The US will continue to carry a debt load. With inflation and a sub-3% borrowing rate, it's essentially free money - we pay $400B a year in interest to access $30T. Again, we've done this for hundreds of years; it's not gonna suddenly stop being a functional bit of monetary policy.

By the end of my loan, my mortgage payments will be worth a lot less in real money, too - $1k ten years ago and $1k twenty years from now aren't the same. Creditors price this in from the beginning, whether it's my mortgage or a trillion dollars in US government bonds.

> pretend there is a meaningful difference between not paying off all the debt and defaulting on debt

This is just a silly statement. I don't think we can have a rational conversation about monetary policy if you think that.

> The US will continue to carry a debt load.

No, no, that part no contest.

How you think the debt load might shrink without the US defaulting. How do you think this will happen? When? Who? Real-world specifics, a plausible scenario that you think might play out. How does the debt get smaller? What is going to change that hasn't been the case since the 70s?

And why will the US not just default in preference to of attempting to do the impossible when those conditions change?

> This is just a silly statement. I don't think we can have a rational conversation about monetary policy if you think that.

Reason it out for me, I'm obviously struggling to understand you. What do you think the difference is between borrowing a large amount, returning a small amount and claiming it isn't a default? Why do we have the word default if that isn't a default?

If that is a better option than a default, why don't all the debtors do that instead of defaulting?

The definition of default is to not be able to make loan payments. It's something the US has never done, and isn't considered likely to do in the forseeable future. The largest risk the US has in this regard is political; politicians occasionally use the routinely-raised statutory debt ceiling as a game of chicken.

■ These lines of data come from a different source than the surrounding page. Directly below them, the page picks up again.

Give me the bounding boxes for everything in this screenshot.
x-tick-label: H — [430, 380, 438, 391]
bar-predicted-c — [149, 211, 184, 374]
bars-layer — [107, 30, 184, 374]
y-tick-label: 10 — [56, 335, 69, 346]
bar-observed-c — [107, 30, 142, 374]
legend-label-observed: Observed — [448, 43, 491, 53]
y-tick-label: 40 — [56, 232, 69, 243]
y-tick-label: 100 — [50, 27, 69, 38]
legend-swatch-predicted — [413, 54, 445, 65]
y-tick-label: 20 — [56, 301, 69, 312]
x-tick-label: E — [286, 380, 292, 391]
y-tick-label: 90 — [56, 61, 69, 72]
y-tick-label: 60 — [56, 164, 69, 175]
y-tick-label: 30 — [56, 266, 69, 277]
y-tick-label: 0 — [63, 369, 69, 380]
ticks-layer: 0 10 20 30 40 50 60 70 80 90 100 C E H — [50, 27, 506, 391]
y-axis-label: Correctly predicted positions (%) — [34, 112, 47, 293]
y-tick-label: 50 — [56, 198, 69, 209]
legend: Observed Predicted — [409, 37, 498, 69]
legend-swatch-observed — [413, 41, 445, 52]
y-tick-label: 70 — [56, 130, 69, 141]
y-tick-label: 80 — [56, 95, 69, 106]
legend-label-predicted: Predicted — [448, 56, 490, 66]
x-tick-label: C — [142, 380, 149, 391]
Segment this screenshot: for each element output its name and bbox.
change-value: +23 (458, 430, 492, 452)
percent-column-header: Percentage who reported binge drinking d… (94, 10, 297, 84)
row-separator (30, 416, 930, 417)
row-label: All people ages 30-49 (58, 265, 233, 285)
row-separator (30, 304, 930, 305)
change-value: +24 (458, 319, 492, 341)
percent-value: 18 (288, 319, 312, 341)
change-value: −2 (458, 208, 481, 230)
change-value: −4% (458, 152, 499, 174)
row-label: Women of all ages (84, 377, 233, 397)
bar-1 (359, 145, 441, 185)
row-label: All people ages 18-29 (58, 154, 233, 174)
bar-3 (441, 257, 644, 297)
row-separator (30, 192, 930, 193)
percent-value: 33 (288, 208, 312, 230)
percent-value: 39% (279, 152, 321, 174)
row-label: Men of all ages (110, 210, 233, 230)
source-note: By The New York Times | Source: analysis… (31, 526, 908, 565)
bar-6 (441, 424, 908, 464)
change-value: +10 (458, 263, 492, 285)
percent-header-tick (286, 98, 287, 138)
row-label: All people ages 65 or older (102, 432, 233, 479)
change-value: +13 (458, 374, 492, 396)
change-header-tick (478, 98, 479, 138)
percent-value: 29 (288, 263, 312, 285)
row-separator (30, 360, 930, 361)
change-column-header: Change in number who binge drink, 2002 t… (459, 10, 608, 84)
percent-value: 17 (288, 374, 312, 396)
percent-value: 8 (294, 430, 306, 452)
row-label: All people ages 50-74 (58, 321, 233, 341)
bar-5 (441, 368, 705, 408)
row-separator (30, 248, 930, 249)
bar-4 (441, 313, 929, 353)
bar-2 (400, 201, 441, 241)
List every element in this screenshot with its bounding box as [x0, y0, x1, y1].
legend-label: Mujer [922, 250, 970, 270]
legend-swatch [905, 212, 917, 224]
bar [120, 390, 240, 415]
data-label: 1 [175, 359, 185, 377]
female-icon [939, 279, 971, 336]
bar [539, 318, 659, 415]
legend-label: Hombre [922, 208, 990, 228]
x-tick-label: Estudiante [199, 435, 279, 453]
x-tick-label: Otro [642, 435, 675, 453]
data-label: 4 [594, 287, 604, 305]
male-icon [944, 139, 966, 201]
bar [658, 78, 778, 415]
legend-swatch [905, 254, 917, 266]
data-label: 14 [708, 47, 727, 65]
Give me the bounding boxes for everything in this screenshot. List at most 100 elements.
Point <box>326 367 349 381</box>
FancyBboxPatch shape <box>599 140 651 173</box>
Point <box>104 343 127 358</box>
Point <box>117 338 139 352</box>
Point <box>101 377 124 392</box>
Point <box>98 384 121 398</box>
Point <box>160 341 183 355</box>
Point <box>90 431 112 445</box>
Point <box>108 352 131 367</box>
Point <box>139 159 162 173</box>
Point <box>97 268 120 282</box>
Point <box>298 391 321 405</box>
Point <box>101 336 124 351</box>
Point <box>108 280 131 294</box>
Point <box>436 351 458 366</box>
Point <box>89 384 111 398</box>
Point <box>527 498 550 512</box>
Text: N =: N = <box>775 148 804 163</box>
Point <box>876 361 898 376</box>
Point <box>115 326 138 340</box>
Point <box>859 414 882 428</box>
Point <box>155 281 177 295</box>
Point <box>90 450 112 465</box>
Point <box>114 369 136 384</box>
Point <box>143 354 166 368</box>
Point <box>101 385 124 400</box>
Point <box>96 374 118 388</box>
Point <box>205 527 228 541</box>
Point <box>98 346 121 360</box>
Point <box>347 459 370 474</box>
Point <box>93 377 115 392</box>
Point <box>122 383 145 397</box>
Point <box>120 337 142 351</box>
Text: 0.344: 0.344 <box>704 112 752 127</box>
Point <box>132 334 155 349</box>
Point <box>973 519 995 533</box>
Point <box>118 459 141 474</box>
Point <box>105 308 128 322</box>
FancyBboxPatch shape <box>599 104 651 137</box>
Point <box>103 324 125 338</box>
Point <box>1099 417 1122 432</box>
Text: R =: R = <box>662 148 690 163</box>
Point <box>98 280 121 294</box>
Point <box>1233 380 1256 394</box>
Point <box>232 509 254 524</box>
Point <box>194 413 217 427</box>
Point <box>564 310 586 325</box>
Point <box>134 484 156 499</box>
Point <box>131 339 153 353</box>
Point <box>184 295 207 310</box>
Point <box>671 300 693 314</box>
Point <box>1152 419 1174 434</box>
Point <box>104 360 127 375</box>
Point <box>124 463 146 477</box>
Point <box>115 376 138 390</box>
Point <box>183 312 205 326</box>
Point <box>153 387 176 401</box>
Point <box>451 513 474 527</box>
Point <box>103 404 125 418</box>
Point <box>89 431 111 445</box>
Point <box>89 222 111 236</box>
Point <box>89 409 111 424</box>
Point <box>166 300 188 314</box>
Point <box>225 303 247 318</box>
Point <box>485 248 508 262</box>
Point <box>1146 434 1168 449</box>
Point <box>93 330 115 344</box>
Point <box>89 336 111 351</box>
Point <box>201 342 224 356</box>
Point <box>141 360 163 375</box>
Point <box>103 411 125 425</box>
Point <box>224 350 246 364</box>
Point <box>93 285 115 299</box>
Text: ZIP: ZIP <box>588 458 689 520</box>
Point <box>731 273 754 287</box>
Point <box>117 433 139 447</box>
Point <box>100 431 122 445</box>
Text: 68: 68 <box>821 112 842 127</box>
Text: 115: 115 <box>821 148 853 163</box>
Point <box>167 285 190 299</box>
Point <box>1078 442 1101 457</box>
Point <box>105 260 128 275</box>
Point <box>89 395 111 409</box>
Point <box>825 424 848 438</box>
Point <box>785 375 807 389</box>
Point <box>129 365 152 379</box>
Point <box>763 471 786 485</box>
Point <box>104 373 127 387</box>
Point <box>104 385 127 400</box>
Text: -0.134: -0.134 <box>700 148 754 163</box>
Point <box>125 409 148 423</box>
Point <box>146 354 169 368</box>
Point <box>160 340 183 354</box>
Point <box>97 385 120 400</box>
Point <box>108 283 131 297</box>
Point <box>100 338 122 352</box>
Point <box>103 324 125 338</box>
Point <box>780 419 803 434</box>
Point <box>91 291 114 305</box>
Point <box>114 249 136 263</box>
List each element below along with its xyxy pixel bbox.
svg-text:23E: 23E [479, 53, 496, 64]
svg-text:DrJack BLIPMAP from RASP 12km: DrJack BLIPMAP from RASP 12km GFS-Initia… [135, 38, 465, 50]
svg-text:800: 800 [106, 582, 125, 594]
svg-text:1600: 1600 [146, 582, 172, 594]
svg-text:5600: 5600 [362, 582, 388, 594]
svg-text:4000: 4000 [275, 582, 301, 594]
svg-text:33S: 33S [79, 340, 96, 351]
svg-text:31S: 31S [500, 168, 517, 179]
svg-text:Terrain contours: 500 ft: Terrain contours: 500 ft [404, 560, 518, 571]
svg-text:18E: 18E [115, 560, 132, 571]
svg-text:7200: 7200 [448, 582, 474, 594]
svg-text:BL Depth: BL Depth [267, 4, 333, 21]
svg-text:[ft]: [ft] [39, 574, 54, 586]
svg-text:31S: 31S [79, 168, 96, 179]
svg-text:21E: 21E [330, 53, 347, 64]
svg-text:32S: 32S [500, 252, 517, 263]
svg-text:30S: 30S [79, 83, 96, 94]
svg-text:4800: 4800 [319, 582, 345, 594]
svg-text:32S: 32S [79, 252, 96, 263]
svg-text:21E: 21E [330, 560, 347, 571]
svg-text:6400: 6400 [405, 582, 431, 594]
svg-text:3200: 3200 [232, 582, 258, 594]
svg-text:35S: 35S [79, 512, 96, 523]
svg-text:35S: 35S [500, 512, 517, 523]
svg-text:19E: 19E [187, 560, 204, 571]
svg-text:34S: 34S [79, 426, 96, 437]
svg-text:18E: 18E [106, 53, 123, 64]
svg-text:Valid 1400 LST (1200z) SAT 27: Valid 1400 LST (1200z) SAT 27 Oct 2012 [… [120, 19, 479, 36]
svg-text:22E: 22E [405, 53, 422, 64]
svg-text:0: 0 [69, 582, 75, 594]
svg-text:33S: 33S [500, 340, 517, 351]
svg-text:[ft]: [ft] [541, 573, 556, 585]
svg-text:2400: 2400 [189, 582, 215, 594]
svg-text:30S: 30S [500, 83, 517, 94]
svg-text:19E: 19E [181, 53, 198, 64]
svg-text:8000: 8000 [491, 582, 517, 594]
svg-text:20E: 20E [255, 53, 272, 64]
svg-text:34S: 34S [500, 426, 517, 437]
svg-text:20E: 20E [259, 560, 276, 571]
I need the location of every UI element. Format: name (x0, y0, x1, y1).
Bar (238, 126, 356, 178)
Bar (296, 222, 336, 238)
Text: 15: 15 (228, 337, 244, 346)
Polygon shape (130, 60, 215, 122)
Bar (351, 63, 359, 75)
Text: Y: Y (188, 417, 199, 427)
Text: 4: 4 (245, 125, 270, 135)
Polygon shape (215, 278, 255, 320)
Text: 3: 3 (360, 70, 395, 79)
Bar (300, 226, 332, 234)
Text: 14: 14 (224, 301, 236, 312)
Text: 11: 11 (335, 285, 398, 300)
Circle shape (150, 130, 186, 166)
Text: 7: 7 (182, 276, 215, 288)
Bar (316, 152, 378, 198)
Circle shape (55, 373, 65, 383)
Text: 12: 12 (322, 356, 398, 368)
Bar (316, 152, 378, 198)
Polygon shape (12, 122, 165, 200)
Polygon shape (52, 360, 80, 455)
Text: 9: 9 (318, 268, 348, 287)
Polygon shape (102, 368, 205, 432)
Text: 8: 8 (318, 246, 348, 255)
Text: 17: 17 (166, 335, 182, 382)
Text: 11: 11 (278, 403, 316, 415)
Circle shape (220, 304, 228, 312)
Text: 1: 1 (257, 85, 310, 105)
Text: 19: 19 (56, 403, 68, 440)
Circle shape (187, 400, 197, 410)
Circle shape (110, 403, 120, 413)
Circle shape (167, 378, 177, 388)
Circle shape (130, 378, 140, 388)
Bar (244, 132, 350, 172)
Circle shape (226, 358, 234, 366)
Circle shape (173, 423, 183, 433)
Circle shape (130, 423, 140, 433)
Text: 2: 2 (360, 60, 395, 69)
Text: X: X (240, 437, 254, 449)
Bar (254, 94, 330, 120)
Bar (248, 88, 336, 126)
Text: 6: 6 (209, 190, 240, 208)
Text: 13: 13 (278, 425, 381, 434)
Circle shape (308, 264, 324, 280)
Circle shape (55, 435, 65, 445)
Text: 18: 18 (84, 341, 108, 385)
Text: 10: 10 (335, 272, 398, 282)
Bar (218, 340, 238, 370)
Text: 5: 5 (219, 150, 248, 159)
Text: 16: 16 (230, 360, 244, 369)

> How you think the debt load might shrink without the US defaulting.

It won't, and it doesn't have to. We pay off a trillion on-time, we borrow another. As long as we make payments as required, no one gives a shit.

> And why will the US not just default...

Because then we stop being able to borrow when we want to, like Argentina.

> What do you think the difference is between borrowing a large amount, returning a small amount and claiming it isn't a default?

We borrow a large amount, and return a small amount lots of times, paying down both some principal and a little interest. Again, just like a mortgage.